Genaro era el mecánico de lavadoras más reconocido del mundo. Era una estrella, el número uno, un galáctico en su gremio. Entre sus clientes figuraban las principales familias reales europeas, los magnates del petróleo estadounidenses y casi todos los jeques árabes. Clientes que podían permitirse comprar una lavadora nueva cada vez que se les estropeaba la antigua, pero que preferían contratar el exquisito servicio de Genaro. En consecuencia, las facturas de éste también eran galácticas.
Avelino era un mecánico humilde que podía darse con un canto en los dientes si conseguía reparar una lavadora al mes. En su barrio era muy conocido gracias a pequeños favores que hacía a sus vecinos, sin retribución alguna. Aun así ganaba lo justo para llevar una vida de acuerdo a su extrema modestia.
Tras varios meses de investigación, apareció a la venta un nuevo producto antical, el definitivo, el cual salvaría la vida de prácticamente la totalidad de lavadoras. Como los beneficios se presumían suculentos, los laboratorios decidieron contratar a Genaro para promocionar su producto. Un mecánico de lavadoras, el mejor del mundo, es toda una garantía para convencer al consumidor, pensaron.

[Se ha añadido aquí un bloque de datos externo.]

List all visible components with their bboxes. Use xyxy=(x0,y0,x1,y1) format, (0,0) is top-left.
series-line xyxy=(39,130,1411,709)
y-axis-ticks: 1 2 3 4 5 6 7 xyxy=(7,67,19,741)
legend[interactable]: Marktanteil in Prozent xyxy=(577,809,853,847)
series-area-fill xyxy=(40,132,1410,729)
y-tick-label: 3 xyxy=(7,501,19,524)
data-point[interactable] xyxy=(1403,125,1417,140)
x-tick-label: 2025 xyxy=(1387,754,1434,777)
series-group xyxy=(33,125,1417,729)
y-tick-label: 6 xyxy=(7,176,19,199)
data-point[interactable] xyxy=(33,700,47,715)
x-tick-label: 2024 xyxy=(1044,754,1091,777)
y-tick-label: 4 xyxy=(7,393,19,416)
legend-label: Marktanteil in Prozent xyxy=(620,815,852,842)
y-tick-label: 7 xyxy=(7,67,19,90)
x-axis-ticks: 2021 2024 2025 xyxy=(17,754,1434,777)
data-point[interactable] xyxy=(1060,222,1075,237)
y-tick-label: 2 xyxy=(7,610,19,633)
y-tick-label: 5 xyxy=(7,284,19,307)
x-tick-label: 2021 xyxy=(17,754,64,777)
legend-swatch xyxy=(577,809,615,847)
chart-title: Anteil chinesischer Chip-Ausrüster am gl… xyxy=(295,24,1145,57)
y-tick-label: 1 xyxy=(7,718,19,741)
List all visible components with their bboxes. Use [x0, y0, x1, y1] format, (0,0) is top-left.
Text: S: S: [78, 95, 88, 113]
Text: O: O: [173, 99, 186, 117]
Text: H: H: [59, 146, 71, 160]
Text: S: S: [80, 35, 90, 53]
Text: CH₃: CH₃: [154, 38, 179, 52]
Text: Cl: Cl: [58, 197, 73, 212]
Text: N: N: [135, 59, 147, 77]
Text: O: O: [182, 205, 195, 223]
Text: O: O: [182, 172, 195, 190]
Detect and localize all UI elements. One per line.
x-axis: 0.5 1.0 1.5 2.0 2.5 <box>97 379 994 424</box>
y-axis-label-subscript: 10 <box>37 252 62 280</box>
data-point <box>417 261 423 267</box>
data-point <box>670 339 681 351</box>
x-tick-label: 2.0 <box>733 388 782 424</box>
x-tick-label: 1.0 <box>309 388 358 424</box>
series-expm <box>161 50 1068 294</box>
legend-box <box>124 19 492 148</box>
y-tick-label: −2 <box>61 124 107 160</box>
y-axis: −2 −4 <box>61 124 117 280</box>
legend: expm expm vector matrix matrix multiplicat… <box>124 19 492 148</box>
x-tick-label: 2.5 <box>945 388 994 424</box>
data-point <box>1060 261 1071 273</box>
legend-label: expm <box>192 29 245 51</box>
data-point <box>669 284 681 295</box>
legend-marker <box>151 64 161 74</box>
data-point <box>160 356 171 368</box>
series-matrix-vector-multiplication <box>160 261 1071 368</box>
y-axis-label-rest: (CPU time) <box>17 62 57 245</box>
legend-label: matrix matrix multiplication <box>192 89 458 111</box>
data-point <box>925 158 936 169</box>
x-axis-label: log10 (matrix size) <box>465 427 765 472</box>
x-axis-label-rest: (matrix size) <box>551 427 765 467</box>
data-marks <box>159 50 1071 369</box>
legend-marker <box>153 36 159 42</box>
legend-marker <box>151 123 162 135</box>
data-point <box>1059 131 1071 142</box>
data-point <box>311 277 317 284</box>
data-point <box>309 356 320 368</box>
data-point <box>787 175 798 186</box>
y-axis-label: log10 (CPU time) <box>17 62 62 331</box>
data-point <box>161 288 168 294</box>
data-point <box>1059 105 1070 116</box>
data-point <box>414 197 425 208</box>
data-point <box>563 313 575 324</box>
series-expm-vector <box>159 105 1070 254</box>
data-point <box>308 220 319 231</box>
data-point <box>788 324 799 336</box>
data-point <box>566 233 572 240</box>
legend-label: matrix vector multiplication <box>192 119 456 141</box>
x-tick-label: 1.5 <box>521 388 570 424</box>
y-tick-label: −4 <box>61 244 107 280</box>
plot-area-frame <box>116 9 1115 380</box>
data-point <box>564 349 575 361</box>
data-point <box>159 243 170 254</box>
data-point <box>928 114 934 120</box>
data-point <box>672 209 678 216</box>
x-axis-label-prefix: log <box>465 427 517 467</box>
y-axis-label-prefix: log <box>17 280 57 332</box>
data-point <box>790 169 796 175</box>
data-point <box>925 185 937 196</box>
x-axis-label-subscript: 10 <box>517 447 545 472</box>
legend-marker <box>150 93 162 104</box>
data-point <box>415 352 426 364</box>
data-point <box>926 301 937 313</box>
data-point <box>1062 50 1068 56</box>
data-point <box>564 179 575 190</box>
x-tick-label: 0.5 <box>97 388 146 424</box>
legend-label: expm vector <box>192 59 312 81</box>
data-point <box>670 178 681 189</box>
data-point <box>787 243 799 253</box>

Le ofrecieron un contrato irrechazable, donde figuraba una ristra de ceros muy tentadora. Genaro aceptó y el producto se vendió como churros. Esto supuso el fin de la necesidad de reparar lavadoras y Genaro vio cómo su demanda descendía, pero no ostensiblemente. La mayoría de sus mimados clientes se mantuvo fiel y precisaba de sus servicios en alguna ocasión, más por capricho y cortesía que por los nocivos efectos de la cal. Además, el contrato firmado con los laboratorios le garantizaba una vida futura de lujo infinito.
Avelino en cambio no corrió igual suerte; ya no tuvo más llamadas de clientes. Las escasas lavadoras de sus vecinos ya no se estropeaban como antes, por culpa del nuevo producto, ese producto infalible y perverso, patrocinado por un colega.